The first obstacle to buying on the Internet is the lack of human advice,” says Mr Dahan. When there is interaction, the average shopping basket is 2.5 times bigger for the same product than when people are left to their own devices. Research firm Gartner estimates that the proportion of Internet users who decide to make a purchase by visiting an e-commerce site is only 1 to 1.5%, but this rate jumps to 15% to 35% when Internet users view content.
“We have two to three times more views on replay than on live in the first month. And we sell three times as many products in the category during the week following the live show,” confirms Vincent Berry, marketing director of Groupe SEB France. It has to be said that these live videos are an opportunity to push Internet users to buy, with a lot of discounts. JouéClub does not have a promotional code and, since April 2021, has been organizing one live shopping session per month to present the leading toys of the moment, but rather a competition to win one of the products presented.

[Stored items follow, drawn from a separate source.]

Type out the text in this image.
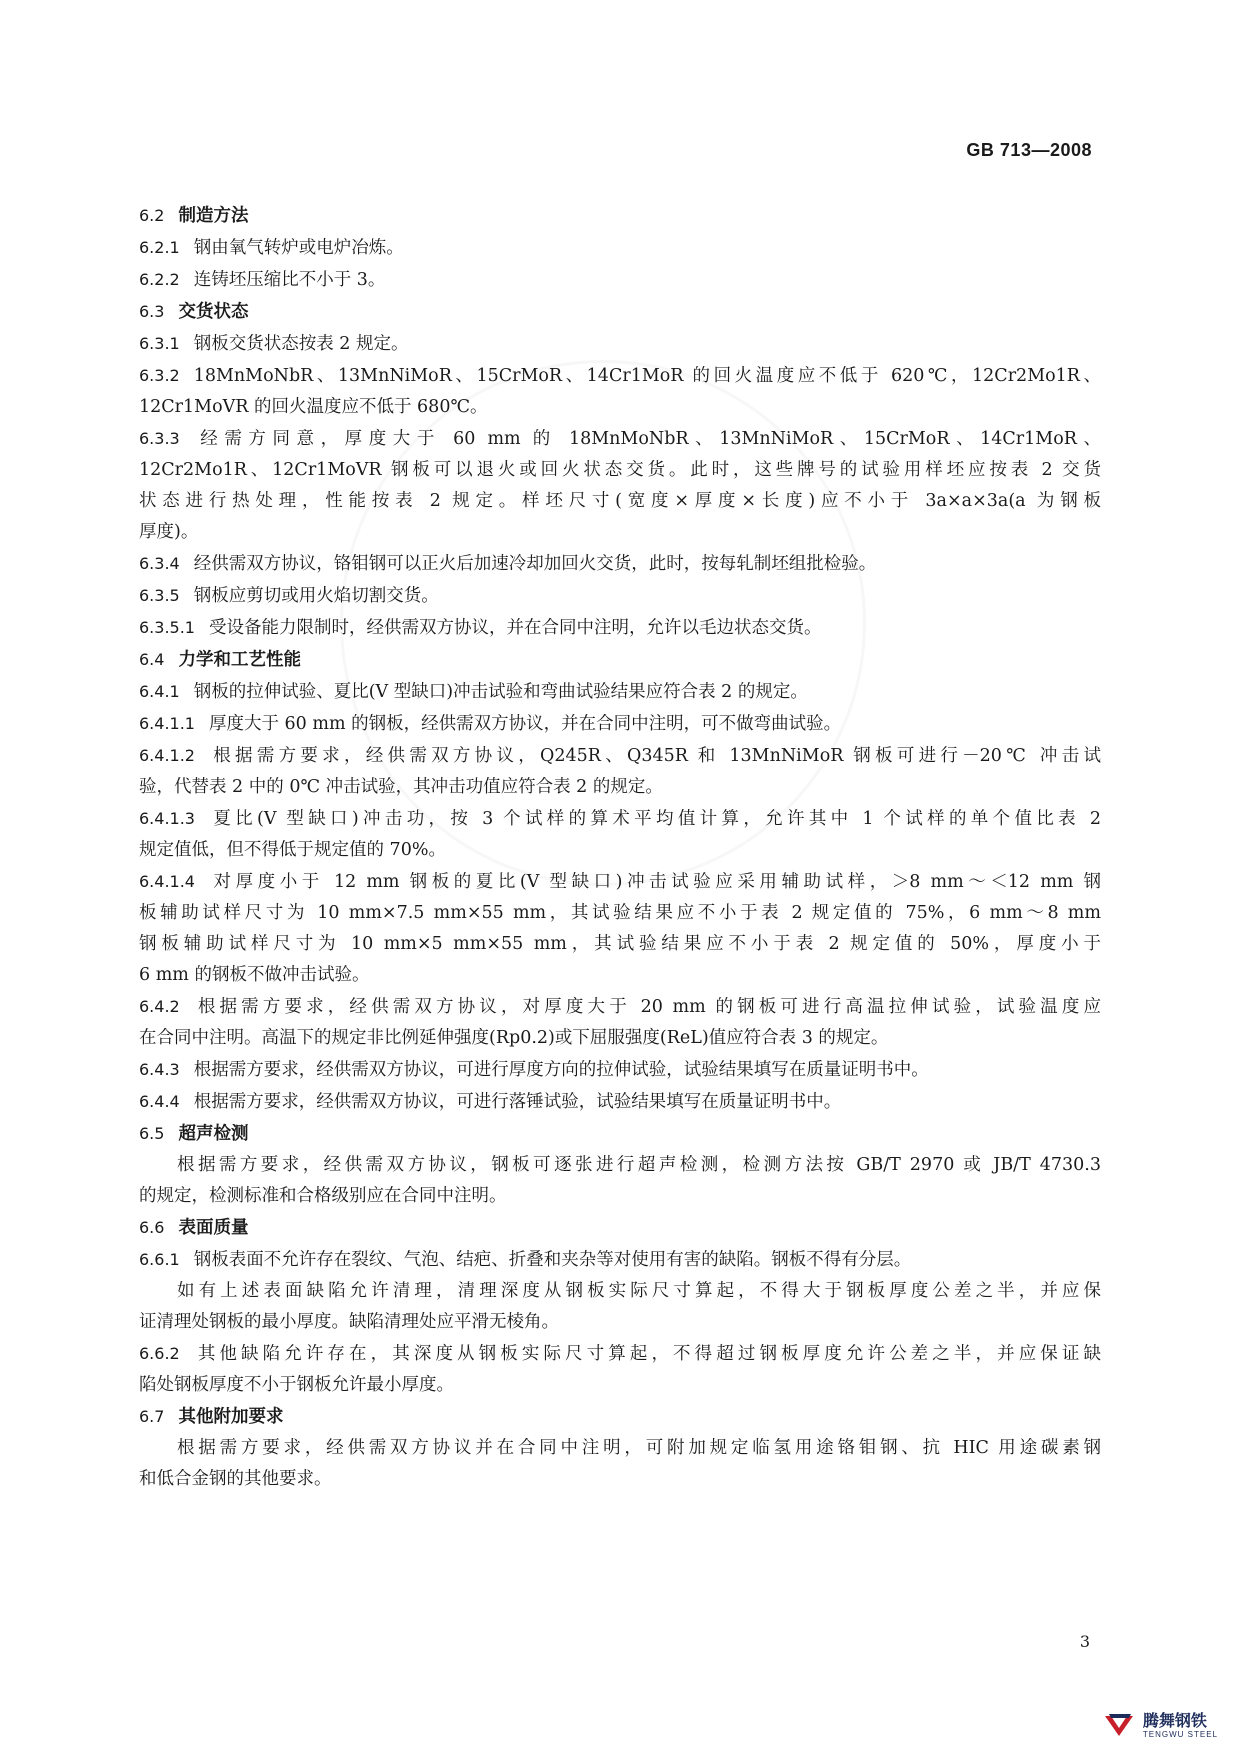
GB 713—2008
6.2 制造方法
6.2.1 钢由氧气转炉或电炉冶炼。
6.2.2 连铸坯压缩比不小于 3。
6.3 交货状态
6.3.1 钢板交货状态按表 2 规定。
6.3.2 18MnMoNbR、13MnNiMoR、15CrMoR、14Cr1MoR 的回火温度应不低于 620℃，12Cr2Mo1R、
12Cr1MoVR 的回火温度应不低于 680℃。
6.3.3 经需方同意，厚度大于 60 mm 的 18MnMoNbR、13MnNiMoR、15CrMoR、14Cr1MoR、
12Cr2Mo1R、12Cr1MoVR 钢板可以退火或回火状态交货。此时，这些牌号的试验用样坯应按表 2 交货
状态进行热处理，性能按表 2 规定。样坯尺寸(宽度×厚度×长度)应不小于 3a×a×3a(a 为钢板
厚度)。
6.3.4 经供需双方协议，铬钼钢可以正火后加速冷却加回火交货，此时，按每轧制坯组批检验。
6.3.5 钢板应剪切或用火焰切割交货。
6.3.5.1 受设备能力限制时，经供需双方协议，并在合同中注明，允许以毛边状态交货。
6.4 力学和工艺性能
6.4.1 钢板的拉伸试验、夏比(V 型缺口)冲击试验和弯曲试验结果应符合表 2 的规定。
6.4.1.1 厚度大于 60 mm 的钢板，经供需双方协议，并在合同中注明，可不做弯曲试验。
6.4.1.2 根据需方要求，经供需双方协议，Q245R、Q345R 和 13MnNiMoR 钢板可进行－20℃ 冲击试
验，代替表 2 中的 0℃ 冲击试验，其冲击功值应符合表 2 的规定。
6.4.1.3 夏比(V 型缺口)冲击功，按 3 个试样的算术平均值计算，允许其中 1 个试样的单个值比表 2
规定值低，但不得低于规定值的 70%。
6.4.1.4 对厚度小于 12 mm 钢板的夏比(V 型缺口)冲击试验应采用辅助试样，＞8 mm～＜12 mm 钢
板辅助试样尺寸为 10 mm×7.5 mm×55 mm，其试验结果应不小于表 2 规定值的 75%，6 mm～8 mm
钢板辅助试样尺寸为 10 mm×5 mm×55 mm，其试验结果应不小于表 2 规定值的 50%，厚度小于
6 mm 的钢板不做冲击试验。
6.4.2 根据需方要求，经供需双方协议，对厚度大于 20 mm 的钢板可进行高温拉伸试验，试验温度应
在合同中注明。高温下的规定非比例延伸强度(Rp0.2)或下屈服强度(ReL)值应符合表 3 的规定。
6.4.3 根据需方要求，经供需双方协议，可进行厚度方向的拉伸试验，试验结果填写在质量证明书中。
6.4.4 根据需方要求，经供需双方协议，可进行落锤试验，试验结果填写在质量证明书中。
6.5 超声检测
根据需方要求，经供需双方协议，钢板可逐张进行超声检测，检测方法按 GB/T 2970 或 JB/T 4730.3
的规定，检测标准和合格级别应在合同中注明。
6.6 表面质量
6.6.1 钢板表面不允许存在裂纹、气泡、结疤、折叠和夹杂等对使用有害的缺陷。钢板不得有分层。
如有上述表面缺陷允许清理，清理深度从钢板实际尺寸算起，不得大于钢板厚度公差之半，并应保
证清理处钢板的最小厚度。缺陷清理处应平滑无棱角。
6.6.2 其他缺陷允许存在，其深度从钢板实际尺寸算起，不得超过钢板厚度允许公差之半，并应保证缺
陷处钢板厚度不小于钢板允许最小厚度。
6.7 其他附加要求
根据需方要求，经供需双方协议并在合同中注明，可附加规定临氢用途铬钼钢、抗 HIC 用途碳素钢
和低合金钢的其他要求。
3
腾舞钢铁
TENGWU STEEL
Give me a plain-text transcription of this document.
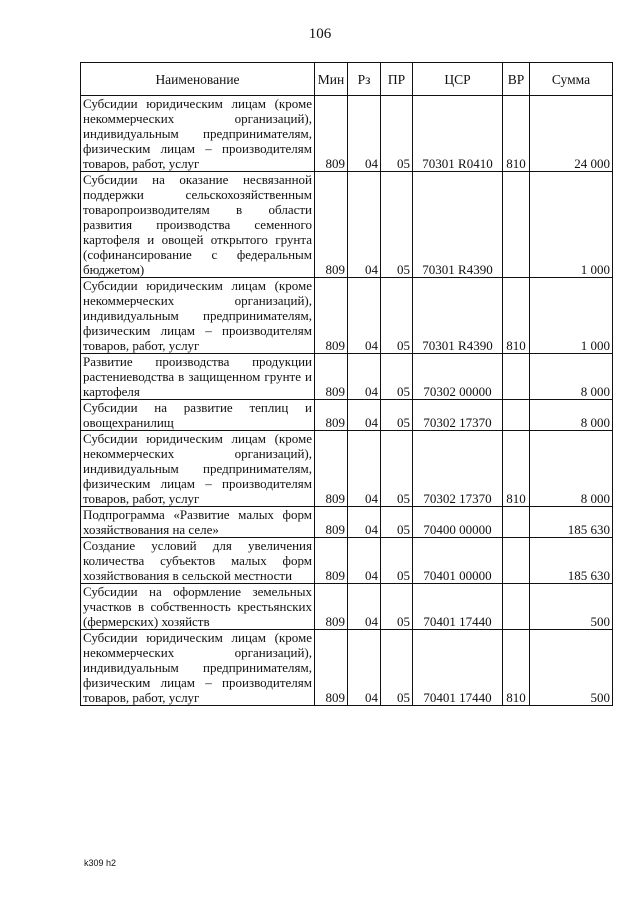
106
Наименование	Мин	Рз	ПР	ЦСР	ВР	Сумма
Субсидии юридическим лицам (кроме некоммерческих организаций), индивидуальным предпринимателям, физическим лицам – производителям товаров, работ, услуг	809	04	05	70301 R0410	810	24 000
Субсидии на оказание несвязанной поддержки сельскохозяйственным товаропроизводителям в области развития производства семенного картофеля и овощей открытого грунта (софинансирование с федеральным бюджетом)	809	04	05	70301 R4390		1 000
Субсидии юридическим лицам (кроме некоммерческих организаций), индивидуальным предпринимателям, физическим лицам – производителям товаров, работ, услуг	809	04	05	70301 R4390	810	1 000
Развитие производства продукции растениеводства в защищенном грунте и картофеля	809	04	05	70302 00000		8 000
Субсидии на развитие теплиц и овощехранилищ	809	04	05	70302 17370		8 000
Субсидии юридическим лицам (кроме некоммерческих организаций), индивидуальным предпринимателям, физическим лицам – производителям товаров, работ, услуг	809	04	05	70302 17370	810	8 000
Подпрограмма «Развитие малых форм хозяйствования на селе»	809	04	05	70400 00000		185 630
Создание условий для увеличения количества субъектов малых форм хозяйствования в сельской местности	809	04	05	70401 00000		185 630
Субсидии на оформление земельных участков в собственность крестьянских (фермерских) хозяйств	809	04	05	70401 17440		500
Субсидии юридическим лицам (кроме некоммерческих организаций), индивидуальным предпринимателям, физическим лицам – производителям товаров, работ, услуг	809	04	05	70401 17440	810	500
k309 h2
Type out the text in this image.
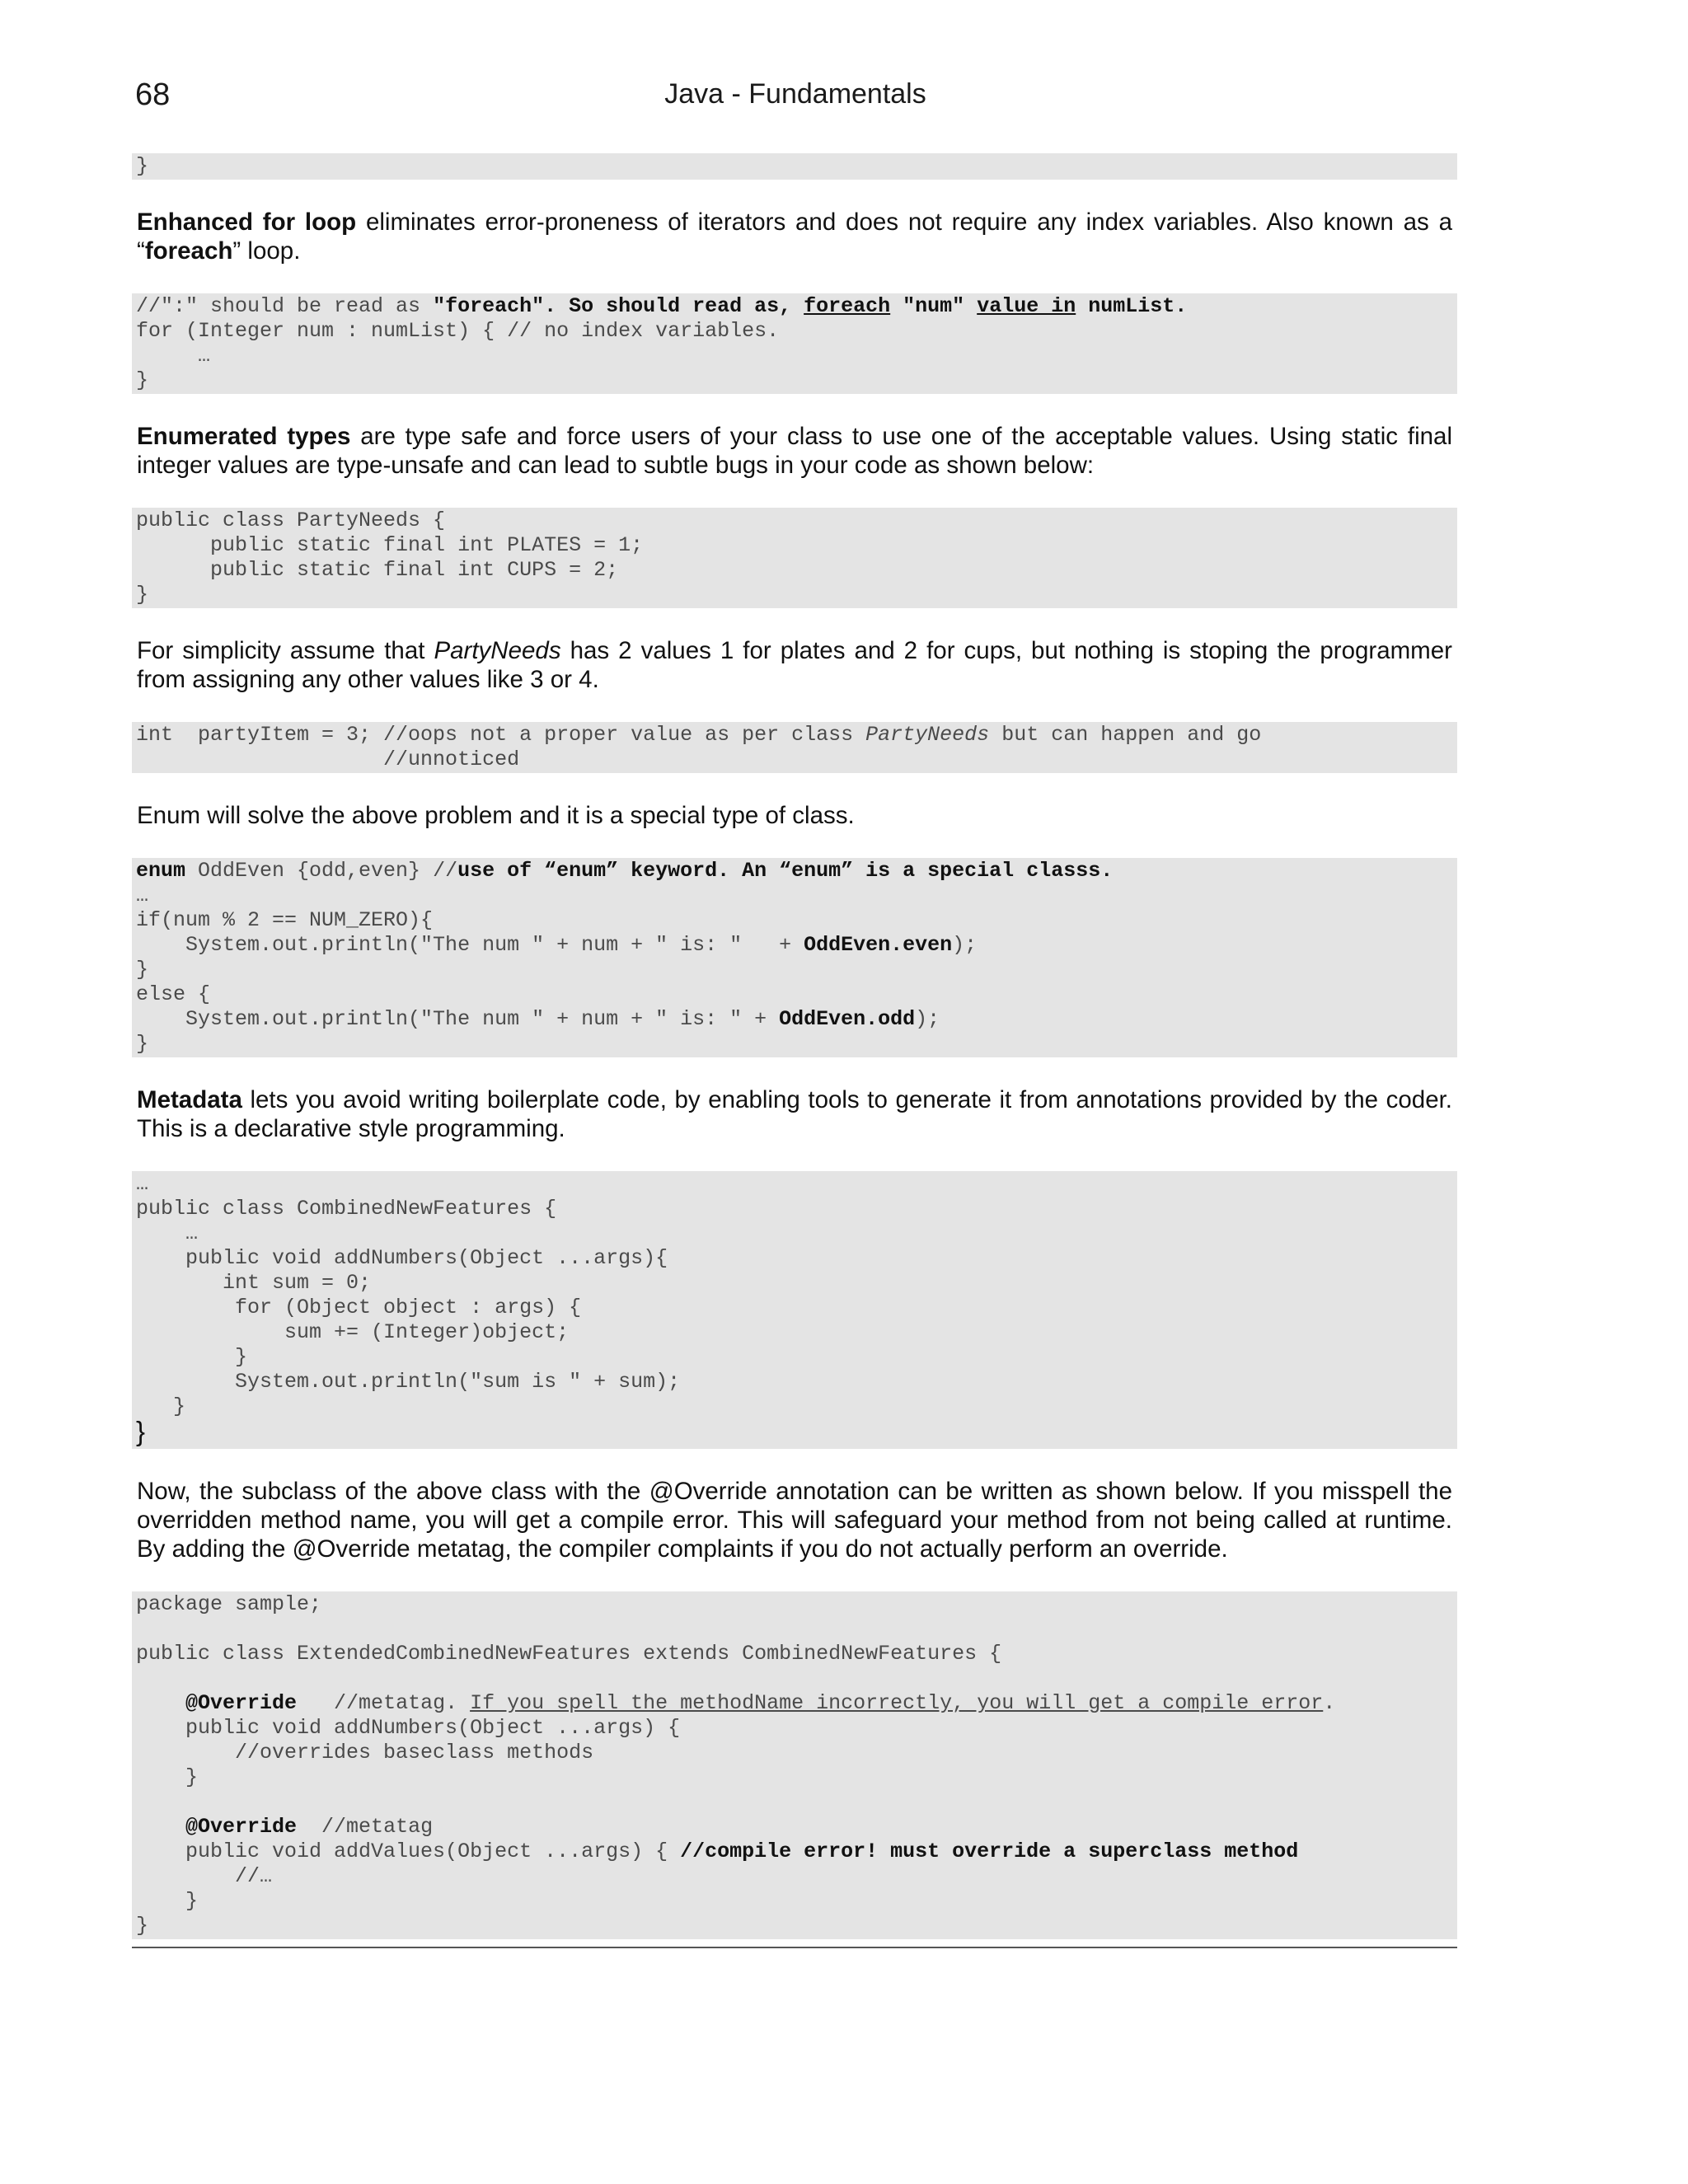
68	Java - Fundamentals
}

Enhanced for loop eliminates error-proneness of iterators and does not require any index variables. Also known as a “foreach” loop.

//":" should be read as "foreach". So should read as, foreach "num" value in numList.
for (Integer num : numList) { // no index variables.
…
}

Enumerated types are type safe and force users of your class to use one of the acceptable values. Using static final integer values are type-unsafe and can lead to subtle bugs in your code as shown below:

public class PartyNeeds {
public static final int PLATES = 1;
public static final int CUPS = 2;
}

For simplicity assume that PartyNeeds has 2 values 1 for plates and 2 for cups, but nothing is stoping the programmer from assigning any other values like 3 or 4.

int  partyItem = 3; //oops not a proper value as per class PartyNeeds but can happen and go
//unnoticed

Enum will solve the above problem and it is a special type of class.

enum OddEven {odd,even} //use of “enum” keyword. An “enum” is a special classs.
…
if(num % 2 == NUM_ZERO){
System.out.println("The num " + num + " is: "   + OddEven.even);
}
else {
System.out.println("The num " + num + " is: " + OddEven.odd);
}

Metadata lets you avoid writing boilerplate code, by enabling tools to generate it from annotations provided by the coder. This is a declarative style programming.

…
public class CombinedNewFeatures {
…
public void addNumbers(Object ...args){
int sum = 0;
for (Object object : args) {
sum += (Integer)object;
}
System.out.println("sum is " + sum);
}
}

Now, the subclass of the above class with the @Override annotation can be written as shown below. If you misspell the overridden method name, you will get a compile error. This will safeguard your method from not being called at runtime. By adding the @Override metatag, the compiler complaints if you do not actually perform an override.

package sample;

public class ExtendedCombinedNewFeatures extends CombinedNewFeatures {

@Override   //metatag. If you spell the methodName incorrectly, you will get a compile error.
public void addNumbers(Object ...args) {
//overrides baseclass methods
}

@Override  //metatag
public void addValues(Object ...args) { //compile error! must override a superclass method
//…
}
}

Each video attracts “between 150 and 200 live viewers and more than 20,000 views in total with the replay,” says Annaïg Jermelus, digital marketing manager at JouéClub. On average, 5% to 10% of viewers buy the toys presented on the JouéClub e-commerce site.
A sign of the interest of this communication channel is that some distributors include it in their commercial negotiations with brands, to put them forward in the same way as catalogues or shelf space. In France, will the concept of “live shopping” follow the same path as in Asia? We have to be wary,” says Mr Dahan, “because we don’t have the same distribution system as China, where, given the size of the country, 80% of the population doesn’t have access to the product. On the other hand, in the United States, where the distribution structures are closer to ours, live shopping is really starting to be industrialized.